Amidst the seemingly endless sources of advice you can pull from the internet, it can feel overwhelming in determining which insights are actually valuable. Not to worry because we’ve got you covered. Below you will find eight key tips to keep in mind while building your startup to set yourself up on positive path for growth.
1.) Have More Than One Founder
Some of the most successful businesses that are still thriving today were built by people working together. Though opinions may differ as to what happens to co-founders when a company reaches meteoric success, these companies most likely would not have grown if they tried to do it all alone. Consider what strengths you bring to your business and think about what kinds of skills you may not possess that could help the startup. The path of the entrepreneur can be a long one and having someone else keep you accountable, motivated, and constantly on your grind can be invaluable in the long run. Though, this isn’t to say it’s impossible to foster a single founder startup.
2.) Your Business Plan and Business Model Canvas Are Crucial
Some of the top reasons why startups fail are due to lack of product market fit and not enough demand for the proposed solution. Though you may feel a hunch deep down that your solution will change the world, take some time to validate your assumptions and make sure. Having exploratory conversations with your intended customer segment informally and without framing it as a survey or test can yield powerful insight and help steer your startup in the right direction. Aside from the solution, investors will also want to know how you will make money and what research and testing you have done.
3.) Be Mindful of Your Money
During the lifetime of your startup, you will need to get comfortable with raising money and managing it properly. If you are an ace fundraiser who can breeze through your seed round and onward, but has a burn rate that exceeds what you raise, then you are in trouble. Learning to operate lean and using resources strategically and only when necessary can keep your startup afloat much longer. Proper money management early on shows investors and those whom you hire that you are aware of the bigger picture and are planning accordingly.
4.) Be Flexible And Willing To Pivot
Take a page out of Slack's book and know when to pivot. Originally used as an internal tool for a game their company was developing, they realized that re-focusing their efforts on Slack as a collaboration product was what needed to happen. Similarly, while you are working on your offering, keep an open mind to what your startup's focus may become as you learn and develop along the way.
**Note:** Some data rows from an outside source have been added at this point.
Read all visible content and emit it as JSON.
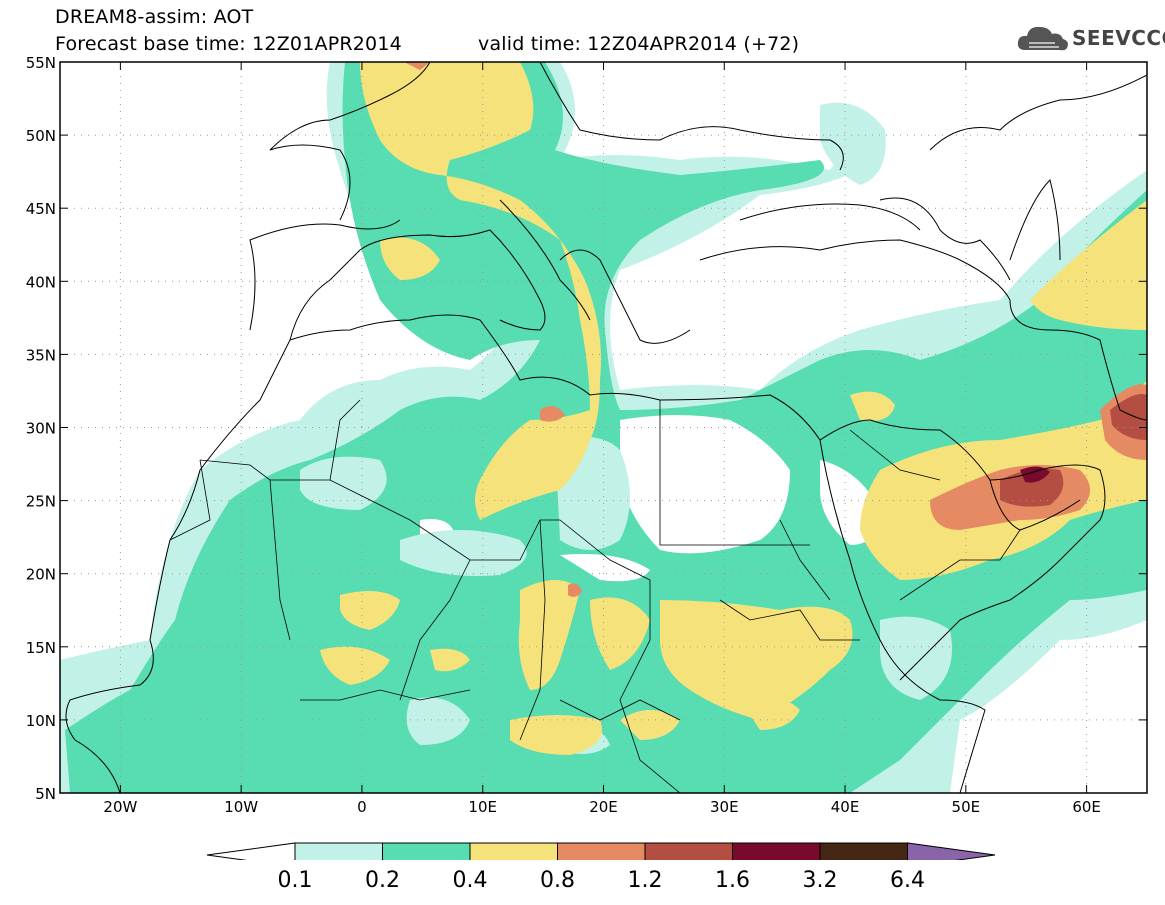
{
  "header": {
    "line1": "DREAM8-assim: AOT",
    "line2_left": "Forecast base time: 12Z01APR2014",
    "line2_right": "valid time: 12Z04APR2014 (+72)"
  },
  "logo": {
    "text": "SEEVCCC",
    "icon": "cloud-icon"
  },
  "map": {
    "lat_labels": [
      "55N",
      "50N",
      "45N",
      "40N",
      "35N",
      "30N",
      "25N",
      "20N",
      "15N",
      "10N",
      "5N"
    ],
    "lon_labels": [
      "20W",
      "10W",
      "0",
      "10E",
      "20E",
      "30E",
      "40E",
      "50E",
      "60E"
    ],
    "lat_range": [
      5,
      55
    ],
    "lon_range": [
      -25,
      65
    ],
    "colors": {
      "c01": "#c2f1e8",
      "c02": "#58dcb2",
      "c04": "#f5e27a",
      "c08": "#e58a62",
      "c12": "#b44e42",
      "c16": "#7a0a2c",
      "c32": "#432613",
      "c64": "#8a64a8"
    }
  },
  "colorbar": {
    "labels": [
      "0.1",
      "0.2",
      "0.4",
      "0.8",
      "1.2",
      "1.6",
      "3.2",
      "6.4"
    ],
    "colors": [
      "#c2f1e8",
      "#58dcb2",
      "#f5e27a",
      "#e58a62",
      "#b44e42",
      "#7a0a2c",
      "#432613"
    ],
    "under_color": "#ffffff",
    "over_color": "#8a64a8"
  }
}
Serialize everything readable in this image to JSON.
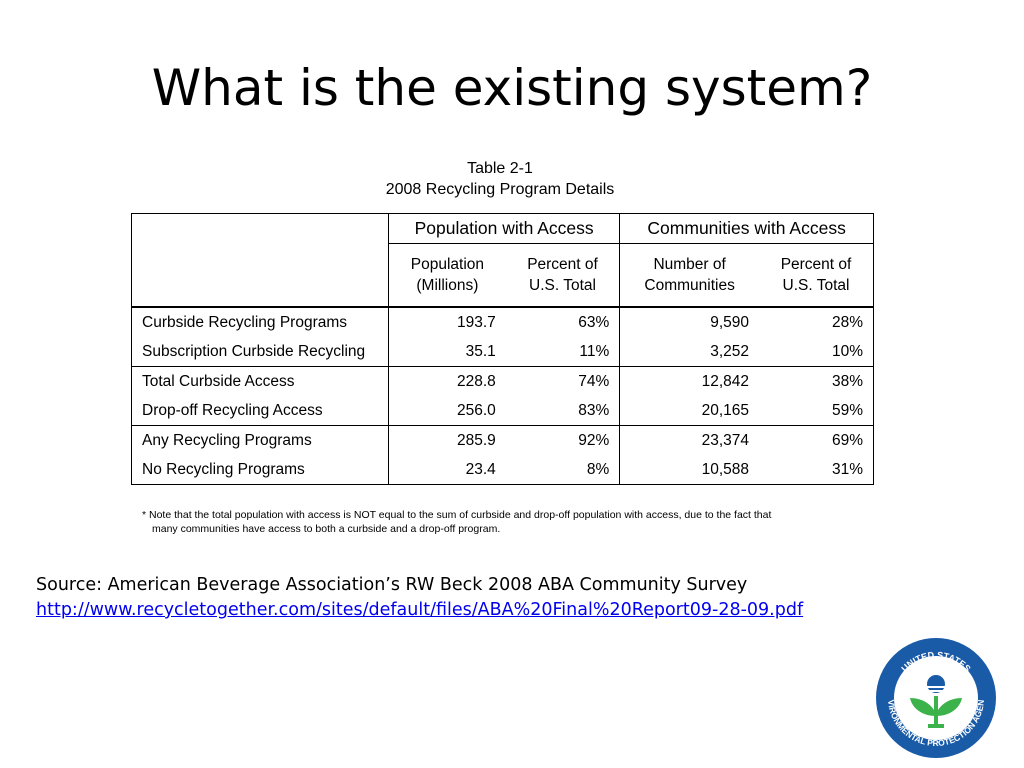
{
  "slide": {
    "title": "What is the existing system?"
  },
  "table": {
    "caption_line1": "Table 2-1",
    "caption_line2": "2008 Recycling Program Details",
    "group_headers": [
      "Population with Access",
      "Communities with Access"
    ],
    "column_headers": [
      {
        "line1": "Population",
        "line2": "(Millions)"
      },
      {
        "line1": "Percent of",
        "line2": "U.S. Total"
      },
      {
        "line1": "Number of",
        "line2": "Communities"
      },
      {
        "line1": "Percent of",
        "line2": "U.S. Total"
      }
    ],
    "rows": [
      {
        "label": "Curbside Recycling Programs",
        "values": [
          "193.7",
          "63%",
          "9,590",
          "28%"
        ]
      },
      {
        "label": "Subscription Curbside Recycling",
        "values": [
          "35.1",
          "11%",
          "3,252",
          "10%"
        ]
      },
      {
        "label": "Total Curbside Access",
        "values": [
          "228.8",
          "74%",
          "12,842",
          "38%"
        ]
      },
      {
        "label": "Drop-off Recycling Access",
        "values": [
          "256.0",
          "83%",
          "20,165",
          "59%"
        ]
      },
      {
        "label": "Any Recycling Programs",
        "values": [
          "285.9",
          "92%",
          "23,374",
          "69%"
        ]
      },
      {
        "label": "No Recycling Programs",
        "values": [
          "23.4",
          "8%",
          "10,588",
          "31%"
        ]
      }
    ],
    "footnote_line1": "* Note that the total population with access is NOT equal to the sum of curbside and drop-off population with access, due to the fact that",
    "footnote_line2": "many communities have access to both a curbside and a drop-off program."
  },
  "source": {
    "text": "Source: American Beverage Association’s RW Beck 2008 ABA Community Survey",
    "link_text": "http://www.recycletogether.com/sites/default/files/ABA%20Final%20Report09-28-09.pdf"
  },
  "logo": {
    "text_top": "UNITED STATES",
    "text_bottom": "ENVIRONMENTAL PROTECTION AGENCY",
    "colors": {
      "ring": "#1a5ba8",
      "plant": "#3cb34a",
      "water": "#1a5ba8"
    }
  }
}
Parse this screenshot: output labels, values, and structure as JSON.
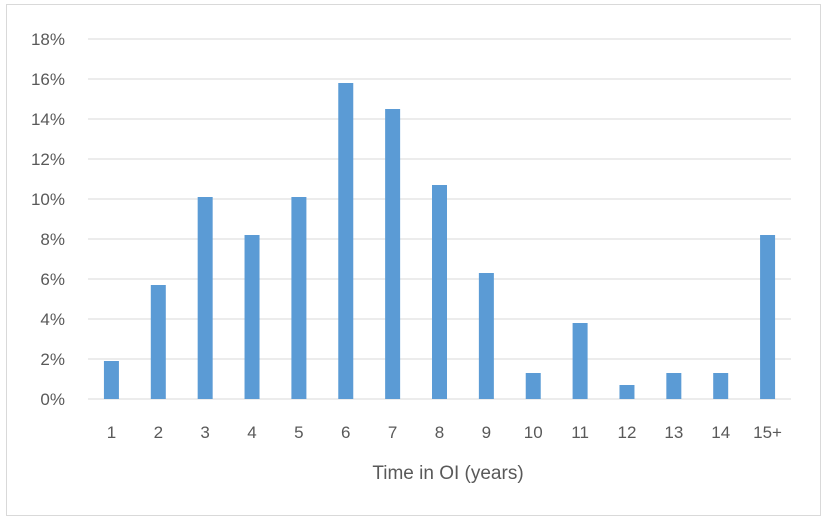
{
  "chart_data": {
    "type": "bar",
    "title": "",
    "xlabel": "Time in OI (years)",
    "ylabel": "",
    "categories": [
      "1",
      "2",
      "3",
      "4",
      "5",
      "6",
      "7",
      "8",
      "9",
      "10",
      "11",
      "12",
      "13",
      "14",
      "15+"
    ],
    "values": [
      1.9,
      5.7,
      10.1,
      8.2,
      10.1,
      15.8,
      14.5,
      10.7,
      6.3,
      1.3,
      3.8,
      0.7,
      1.3,
      1.3,
      8.2
    ],
    "ylim": [
      0,
      18
    ],
    "ytick_step": 2,
    "ytick_labels": [
      "0%",
      "2%",
      "4%",
      "6%",
      "8%",
      "10%",
      "12%",
      "14%",
      "16%",
      "18%"
    ],
    "grid": true,
    "legend": "none",
    "bar_color": "#5b9bd5",
    "grid_color": "#d9d9d9"
  }
}
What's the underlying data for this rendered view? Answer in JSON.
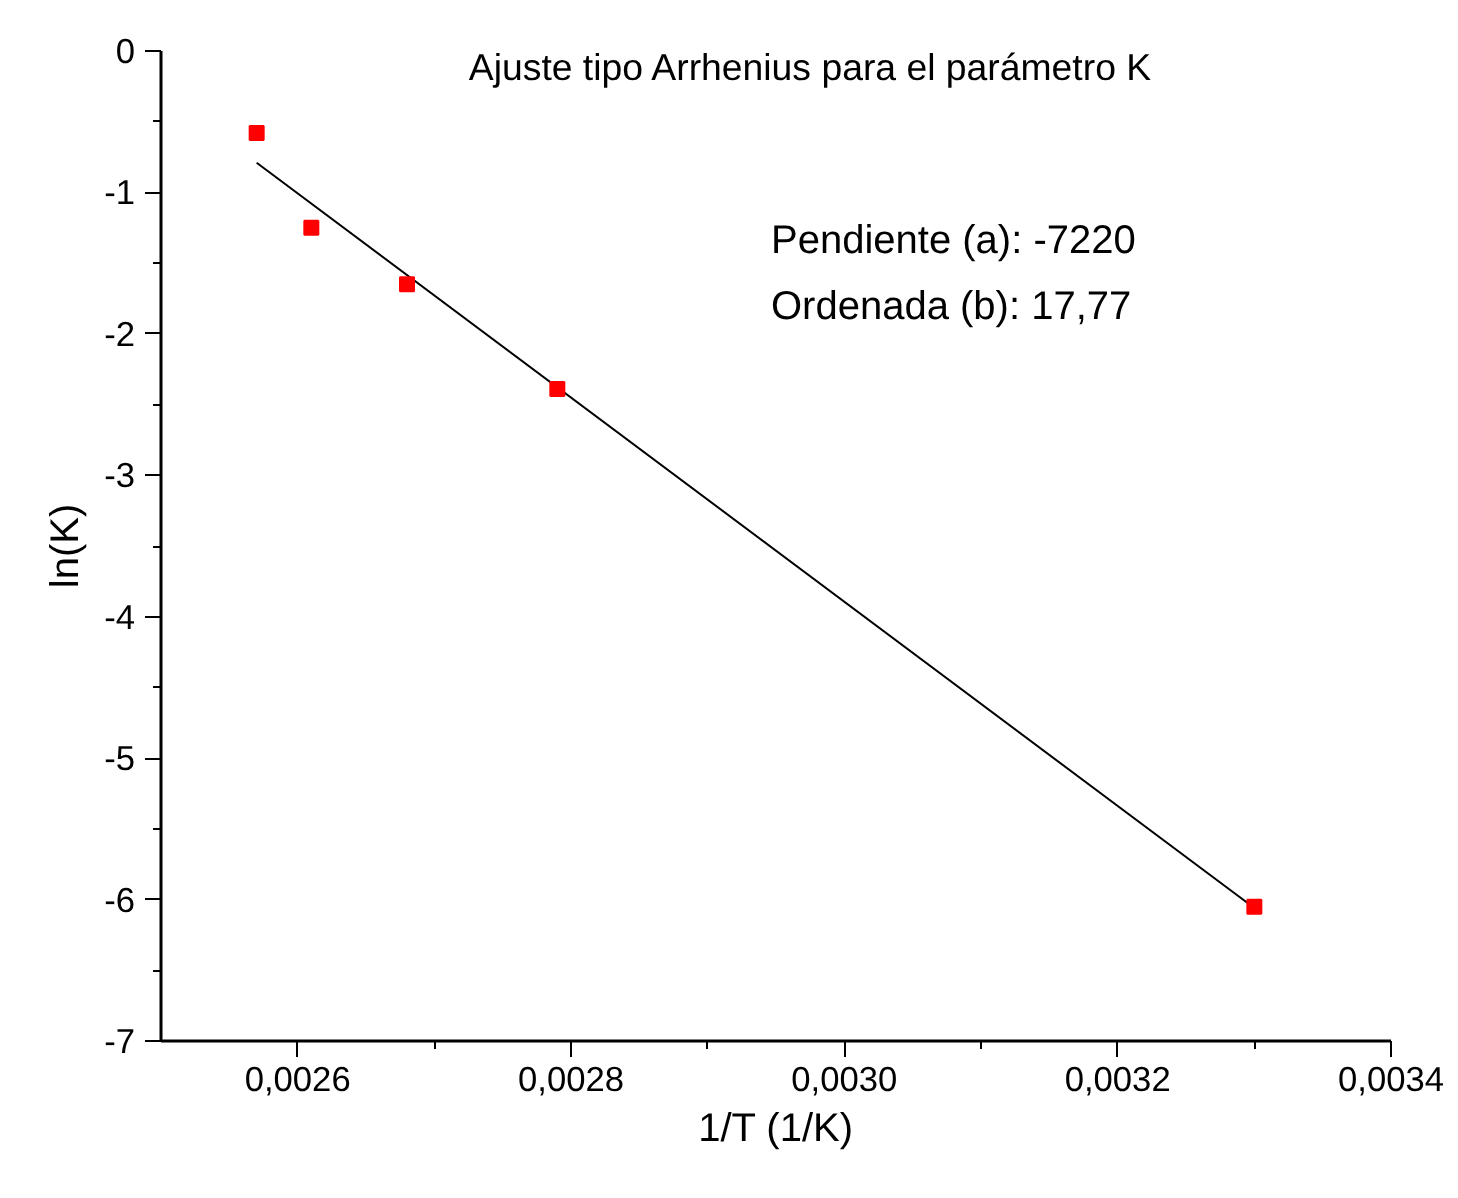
{
  "chart_data": {
    "type": "scatter",
    "title": "Ajuste tipo Arrhenius para el parámetro K",
    "xlabel": "1/T (1/K)",
    "ylabel": "ln(K)",
    "x": [
      0.00257,
      0.00261,
      0.00268,
      0.00279,
      0.0033
    ],
    "series": [
      {
        "color": "#ff0000",
        "marker": "square",
        "values": [
          -0.58,
          -1.25,
          -1.65,
          -2.39,
          -6.05
        ]
      },
      {
        "type": "line",
        "color": "#000000",
        "x": [
          0.00257,
          0.0033
        ],
        "values": [
          -0.79,
          -6.06
        ]
      }
    ],
    "annotations": [
      "Pendiente (a): -7220",
      "Ordenada (b): 17,77"
    ],
    "xlim": [
      0.0025,
      0.0034
    ],
    "xticks": [
      {
        "value": 0.0026,
        "label": "0,0026"
      },
      {
        "value": 0.0028,
        "label": "0,0028"
      },
      {
        "value": 0.003,
        "label": "0,0030"
      },
      {
        "value": 0.0032,
        "label": "0,0032"
      },
      {
        "value": 0.0034,
        "label": "0,0034"
      }
    ],
    "ylim": [
      -7,
      0
    ],
    "yticks": [
      -7,
      -6,
      -5,
      -4,
      -3,
      -2,
      -1,
      0
    ],
    "grid": false
  }
}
5.) Choose Your Investors Carefully
Each investor you encounter will have a different background, set of expectations, and degree of involvement they would like to have in your company. It is a delicate balancing act keeping your startup flush with capital and maintaining some degree of autonomy over your company to move it forward. The right partnership with an investor can yield invaluable mentorship and insight, while one taken in haste can lead to your downfall if you cannot meet their milestones at the agreed upon dates. Take a moment to read the fine print of any agreements and get to know the people who will invest in your company to make sure they are ones whom you can trust.
6.) Location Matters
Though you may get a killer deal for a warehouse space on the other side of town, there may also be a reason why that space has not been rented out for over eighteen months. As you look for a space to call your headquarters, a location that is within a reasonable distance from a hub where you can network, access resources, and meet with clients and investors is crucial. Unless you are ready to build out an entire campus, be strategic in where you locate yourself so that you can attract talent and access an established ecosystem that can help your business.
7.) Timing is Crucial
There can be such a thing as waiting too long and starting too soon. Though the decision to launch your product or beta may involve some instinct, it should also include research on what competitors are doing and whether the marketplace is looking favorable at the time of your intended launch. The perfect time may not exist, but doing your homework and preparing ahead of time can save you, your team, and investors unnecessary headaches and heartache.
8.) Hiring is An Iterative Process
A bad hire can make or break an organization in the early stages, so make sure each person you bring on is adding exceptional value to the company and is someone you can trust. It can be tempting to hire friends and family but remember that your resources are limited. Their skills, cultural fit, and contribution to the company should be why you decide to hire them. All agreements should also be formally documented and clearly defined so there are no surprises later on as to who owns what and what can or cannot be discussed even after an employee has moved on.